A Gold Star for Frank Bidart's Poetry


Frank Bidart was announced the winner of the Bollingen Prize by Yale University in a media release that went out on Monday. Here is almost the entire release:


New Haven, Conn. — A three-judge panel has named Frank Bidart the 2007 winner of Yale University’s Bollingen Prize in American Poetry.

The judges described Bidart as “a poet whose work exemplifies consistent originality of theme, sustained linguistic and formal explorations and a strong sense of the profoundly serious and adventurous nature of the poetic calling.”

This year’s judges were Langdon Hammer, professor of English at Yale, Nicholas Jenkins, professor of English at Stanford University, and the poet Ellen Bryant Voigt of Vermont.

Bidart was born in Bakersfield, California, in 1939 and educated at the University of California, Riverside, and at Harvard. He joined the faculty at Wellesley College in 1972. His volumes of poetry include “In the Western Night: Collected Poems, 1965–90” (1990), “Desire” (1997), “Star Dust” (2005), all published by Farrar, Straus and Giroux, and “Music Like Dirt” (2002), by Sarabande Books.

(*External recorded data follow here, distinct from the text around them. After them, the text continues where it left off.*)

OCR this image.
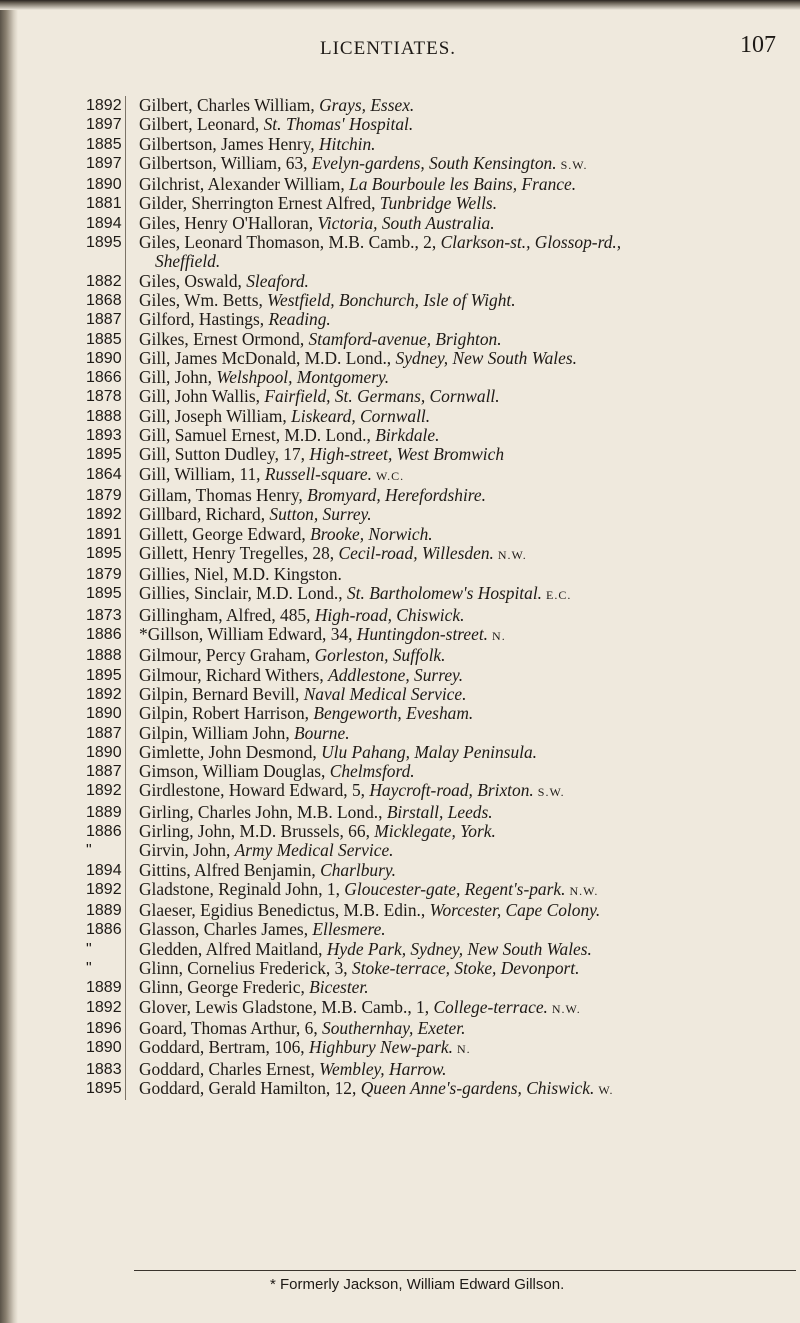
LICENTIATES.	107
1892	Gilbert, Charles William, Grays, Essex.
1897	Gilbert, Leonard, St. Thomas' Hospital.
1885	Gilbertson, James Henry, Hitchin.
1897	Gilbertson, William, 63, Evelyn-gardens, South Kensington. S.W.
1890	Gilchrist, Alexander William, La Bourboule les Bains, France.
1881	Gilder, Sherrington Ernest Alfred, Tunbridge Wells.
1894	Giles, Henry O'Halloran, Victoria, South Australia.
1895	Giles, Leonard Thomason, M.B. Camb., 2, Clarkson-st., Glossop-rd.,
Sheffield.
1882	Giles, Oswald, Sleaford.
1868	Giles, Wm. Betts, Westfield, Bonchurch, Isle of Wight.
1887	Gilford, Hastings, Reading.
1885	Gilkes, Ernest Ormond, Stamford-avenue, Brighton.
1890	Gill, James McDonald, M.D. Lond., Sydney, New South Wales.
1866	Gill, John, Welshpool, Montgomery.
1878	Gill, John Wallis, Fairfield, St. Germans, Cornwall.
1888	Gill, Joseph William, Liskeard, Cornwall.
1893	Gill, Samuel Ernest, M.D. Lond., Birkdale.
1895	Gill, Sutton Dudley, 17, High-street, West Bromwich
1864	Gill, William, 11, Russell-square. W.C.
1879	Gillam, Thomas Henry, Bromyard, Herefordshire.
1892	Gillbard, Richard, Sutton, Surrey.
1891	Gillett, George Edward, Brooke, Norwich.
1895	Gillett, Henry Tregelles, 28, Cecil-road, Willesden. N.W.
1879	Gillies, Niel, M.D. Kingston.
1895	Gillies, Sinclair, M.D. Lond., St. Bartholomew's Hospital. E.C.
1873	Gillingham, Alfred, 485, High-road, Chiswick.
1886	*Gillson, William Edward, 34, Huntingdon-street. N.
1888	Gilmour, Percy Graham, Gorleston, Suffolk.
1895	Gilmour, Richard Withers, Addlestone, Surrey.
1892	Gilpin, Bernard Bevill, Naval Medical Service.
1890	Gilpin, Robert Harrison, Bengeworth, Evesham.
1887	Gilpin, William John, Bourne.
1890	Gimlette, John Desmond, Ulu Pahang, Malay Peninsula.
1887	Gimson, William Douglas, Chelmsford.
1892	Girdlestone, Howard Edward, 5, Haycroft-road, Brixton. S.W.
1889	Girling, Charles John, M.B. Lond., Birstall, Leeds.
1886	Girling, John, M.D. Brussels, 66, Micklegate, York.
"	Girvin, John, Army Medical Service.
1894	Gittins, Alfred Benjamin, Charlbury.
1892	Gladstone, Reginald John, 1, Gloucester-gate, Regent's-park. N.W.
1889	Glaeser, Egidius Benedictus, M.B. Edin., Worcester, Cape Colony.
1886	Glasson, Charles James, Ellesmere.
"	Gledden, Alfred Maitland, Hyde Park, Sydney, New South Wales.
"	Glinn, Cornelius Frederick, 3, Stoke-terrace, Stoke, Devonport.
1889	Glinn, George Frederic, Bicester.
1892	Glover, Lewis Gladstone, M.B. Camb., 1, College-terrace. N.W.
1896	Goard, Thomas Arthur, 6, Southernhay, Exeter.
1890	Goddard, Bertram, 106, Highbury New-park. N.
1883	Goddard, Charles Ernest, Wembley, Harrow.
1895	Goddard, Gerald Hamilton, 12, Queen Anne's-gardens, Chiswick. W.
* Formerly Jackson, William Edward Gillson.
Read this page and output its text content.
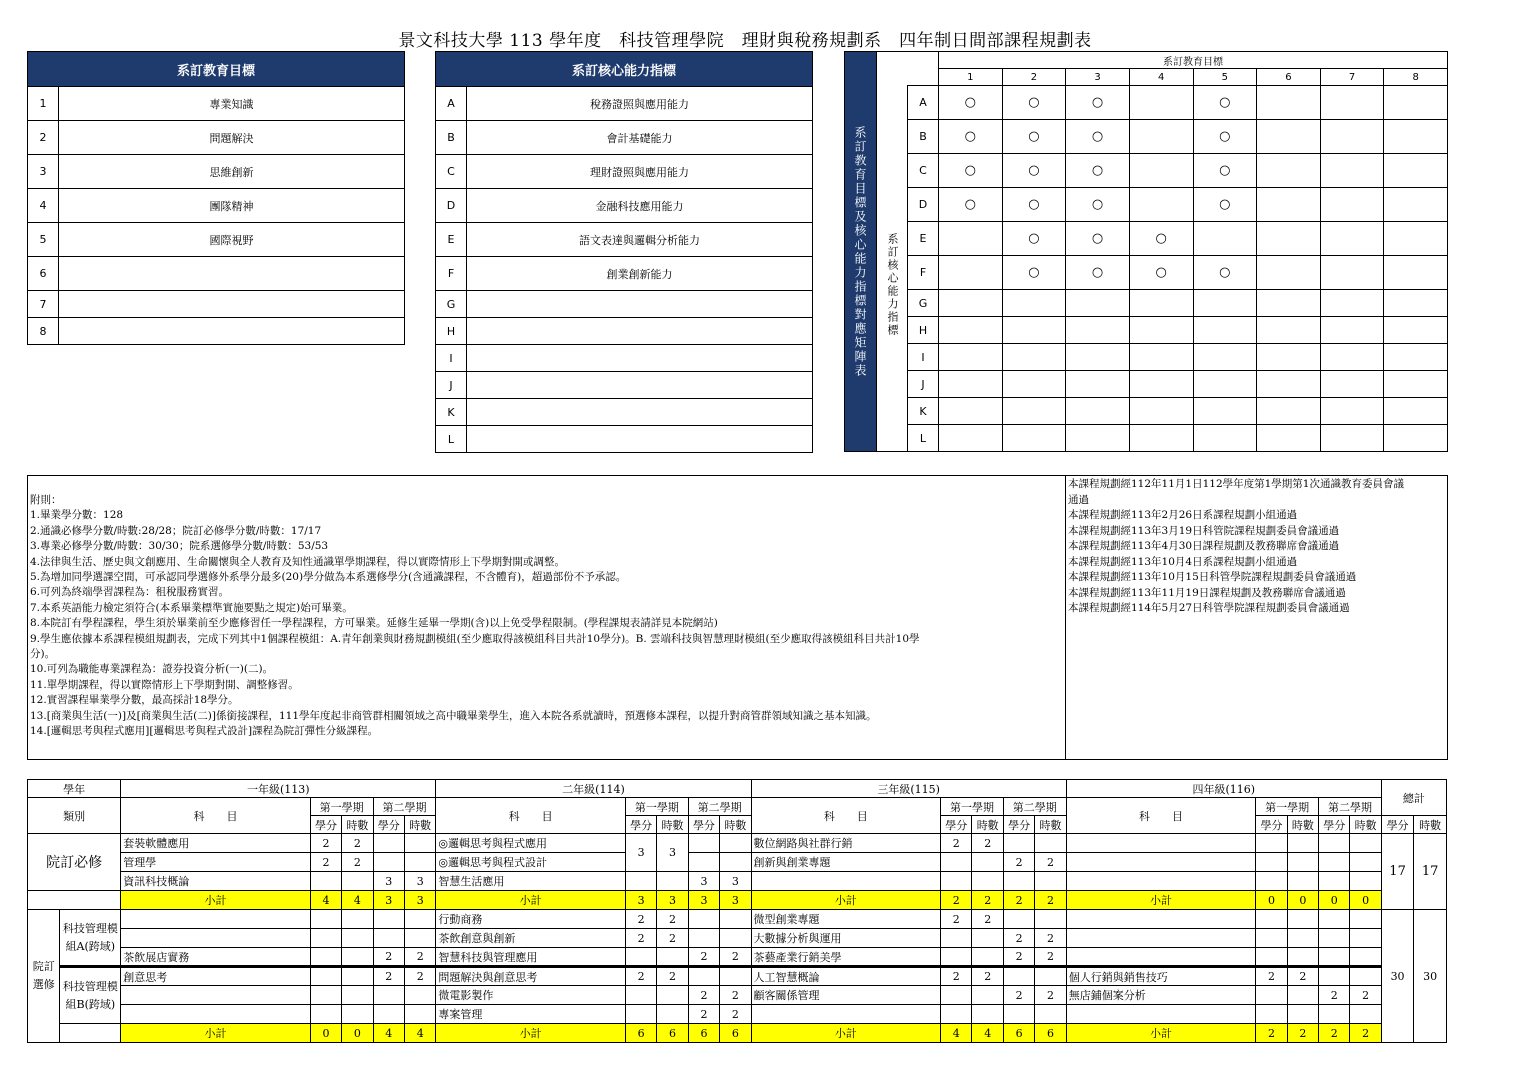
景文科技大學 113 學年度　科技管理學院　理財與稅務規劃系　四年制日間部課程規劃表
系訂教育目標	
1	專業知識
2	問題解決
3	思維創新
4	團隊精神
5	國際視野
6	
7	
8	
系訂核心能力指標	
A	稅務證照與應用能力
B	會計基礎能力
C	理財證照與應用能力
D	金融科技應用能力
E	語文表達與邏輯分析能力
F	創業創新能力
G	
H	
I	
J	
K	
L	
系訂教育目標及核心能力指標對應矩陣表			系訂教育目標							
			1	2	3	4	5	6	7	8
		A	○	○	○		○			
	系訂核心能力指標	B	○	○	○		○			
		C	○	○	○		○			
		D	○	○	○		○			
		E		○	○	○				
		F		○	○	○	○			
		G								
		H								
		I								
		J								
		K								
		L								
附則：
1.畢業學分數：128
2.通識必修學分數/時數:28/28；院訂必修學分數/時數：17/17
3.專業必修學分數/時數：30/30；院系選修學分數/時數：53/53
4.法律與生活、歷史與文創應用、生命關懷與全人教育及知性通識單學期課程，得以實際情形上下學期對開或調整。
5.為增加同學選課空間，可承認同學選修外系學分最多(20)學分做為本系選修學分(含通識課程，不含體育)，超過部份不予承認。
6.可列為終端學習課程為：租稅服務實習。
7.本系英語能力檢定須符合(本系畢業標準實施要點之規定)始可畢業。
8.本院訂有學程課程，學生須於畢業前至少應修習任一學程課程，方可畢業。延修生延畢一學期(含)以上免受學程限制。(學程課規表請詳見本院網站)
9.學生應依據本系課程模組規劃表，完成下列其中1個課程模組：A.青年創業與財務規劃模組(至少應取得該模組科目共計10學分)。B. 雲端科技與智慧理財模組(至少應取得該模組科目共計10學
分)。
10.可列為職能專業課程為：證券投資分析(一)(二)。
11.單學期課程，得以實際情形上下學期對開、調整修習。
12.實習課程畢業學分數，最高採計18學分。
13.[商業與生活(一)]及[商業與生活(二)]係銜接課程，111學年度起非商管群相關領域之高中職畢業學生，進入本院各系就讀時，預選修本課程，以提升對商管群領域知識之基本知識。
14.[邏輯思考與程式應用][邏輯思考與程式設計]課程為院訂彈性分級課程。
本課程規劃經112年11月1日112學年度第1學期第1次通識教育委員會議
通過
本課程規劃經113年2月26日系課程規劃小組通過
本課程規劃經113年3月19日科管院課程規劃委員會議通過
本課程規劃經113年4月30日課程規劃及教務聯席會議通過
本課程規劃經113年10月4日系課程規劃小組通過
本課程規劃經113年10月15日科管學院課程規劃委員會議通過
本課程規劃經113年11月19日課程規劃及教務聯席會議通過
本課程規劃經114年5月27日科管學院課程規劃委員會議通過
學年		一年級(113)					二年級(114)					三年級(115)					四年級(116)					總計	
類別		科　　目	第一學期		第二學期		科　　目	第一學期		第二學期		科　　目	第一學期		第二學期		科　　目	第一學期		第二學期			
			學分	時數	學分	時數		學分	時數	學分	時數		學分	時數	學分	時數		學分	時數	學分	時數	學分	時數
院訂必修		套裝軟體應用	2	2			◎邏輯思考與程式應用	3	3			數位網路與社群行銷	2	2								17	17
		管理學	2	2			◎邏輯思考與程式設計					創新與創業專題			2	2							
		資訊科技概論			3	3	智慧生活應用			3	3												
		小計	4	4	3	3	小計	3	3	3	3	小計	2	2	2	2	小計	0	0	0	0		
院訂選修	科技管理模組A(跨域)						行動商務	2	2			微型創業專題	2	2								30	30
							茶飲創意與創新	2	2			大數據分析與運用			2	2							
		茶飲展店實務			2	2	智慧科技與管理應用			2	2	茶藝產業行銷美學			2	2							
	科技管理模組B(跨域)	創意思考			2	2	問題解決與創意思考	2	2			人工智慧概論	2	2			個人行銷與銷售技巧	2	2				
							微電影製作			2	2	顧客關係管理			2	2	無店鋪個案分析			2	2		
							專案管理			2	2												
		小計	0	0	4	4	小計	6	6	6	6	小計	4	4	6	6	小計	2	2	2	2		
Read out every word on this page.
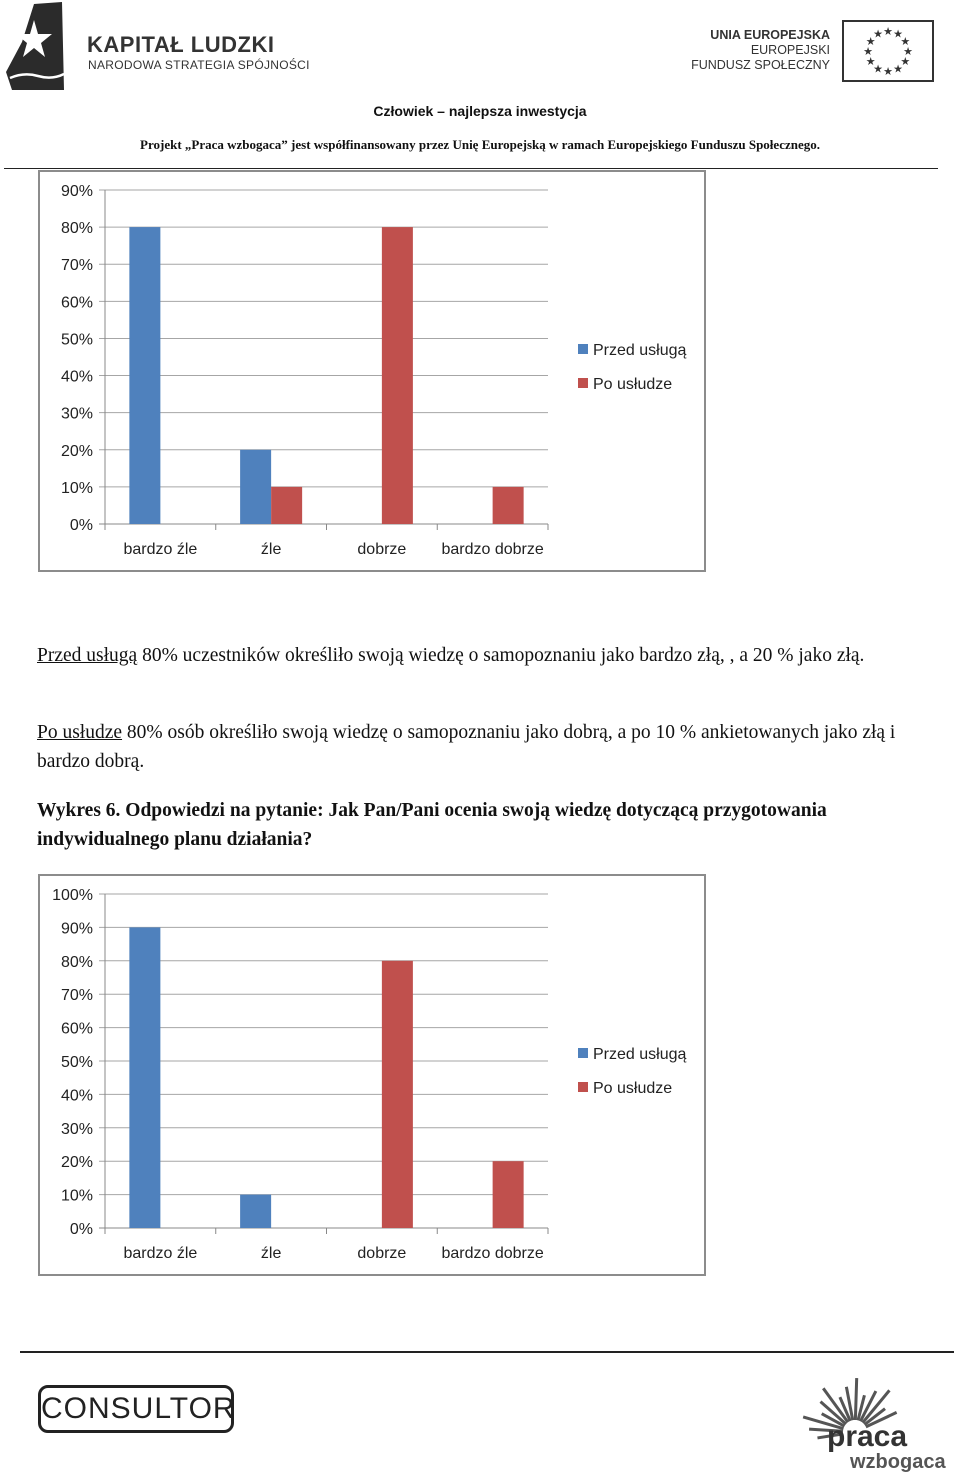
KAPITAŁ LUDZKI
NARODOWA STRATEGIA SPÓJNOŚCI
UNIA EUROPEJSKA
EUROPEJSKI
FUNDUSZ SPOŁECZNY
★
★
★
★
★
★
★
★
★ ★ ★
★
Człowiek – najlepsza inwestycja
Projekt „Praca wzbogaca” jest współfinansowany przez Unię Europejską w ramach Europejskiego Funduszu Społecznego.
0%
10%
20%
30%
40%
50%
60%
70%
80%
90%
bardzo źle	źle	dobrze bardzo dobrze
Przed usługą
Po usłudze
Przed usługą 80% uczestników określiło swoją wiedzę o samopoznaniu jako bardzo złą, , a 20 % jako złą.
Po usłudze 80% osób określiło swoją wiedzę o samopoznaniu jako dobrą, a po 10 % ankietowanych jako złą i bardzo dobrą.
Wykres 6. Odpowiedzi na pytanie: Jak Pan/Pani ocenia swoją wiedzę dotyczącą przygotowania indywidualnego planu działania?
0%
10%
20%
30%
40%
50%
60%
70%
80%
90%
100%
bardzo źle	źle	dobrze bardzo dobrze
Przed usługą
Po usłudze
CONSULTOR
praca
wzbogaca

The judges also said: “An unearthly mixture of the Dionysian and the
Apollonian impulses, the terrifying and the humane, the wildly inspired and the
minutely crafted, Bidart’s poems — eerie, probing, sometimes shocking, always subtle—venture into psychic terrain left largely unmapped in contemporary poetry. His imaginative strenuousness and his fastidious avoidance of complacency or easy repetitions of past triumphs have led him to “Star Dust” (2005), one of the strongest books of the last two years, in which Bidart manages to extend his range while never losing his voice. Indeed, Bidart’s uniquely stringent meditations on the problems, enigmas and possibilities of a poet’s ‘voice’ constitute one of the most distinctive characteristics of his poetry. For all these reasons, the Bollingen Prize Committee for 2007 is pleased to honor Frank Bidart, who has already built up a lifetime’s worth of memorable work and yet whose future writing seems certain to be freighted with fresh challenges for himself and for his readers.”

The Bollingen Prize in Poetry, established by Paul Mellon in 1949, is awarded biennially by the Yale University Library to an American poet for the best book published during the previous two years or for lifetime achievement in poetry. Previous winners include Wallace Stevens, Marianne Moore, W. H. Auden, E. E. Cummings, Louise Glück, Adrienne Rich and Jay Wright. The prize includes a cash award of $100,000.

***
A sample of Bidart's poetry (which certainly exhibits torque!):

Song
by Frank Bidart

You know that it is there, lair
where the bear ceases
for a time even to exist.

Crawl in. You have at last killed
enough and eaten enough to be fat
enough to cease for a time to exist.

Crawl in. It takes talent to live at night, and scorning
others you had that talent, but now you sniff
the season when you must cease to exist.

Crawl in. Whatever for good or ill
grows within you needs
you for a time to cease to exist.

It is not raining inside
tonight. You know that it is there. Crawl in.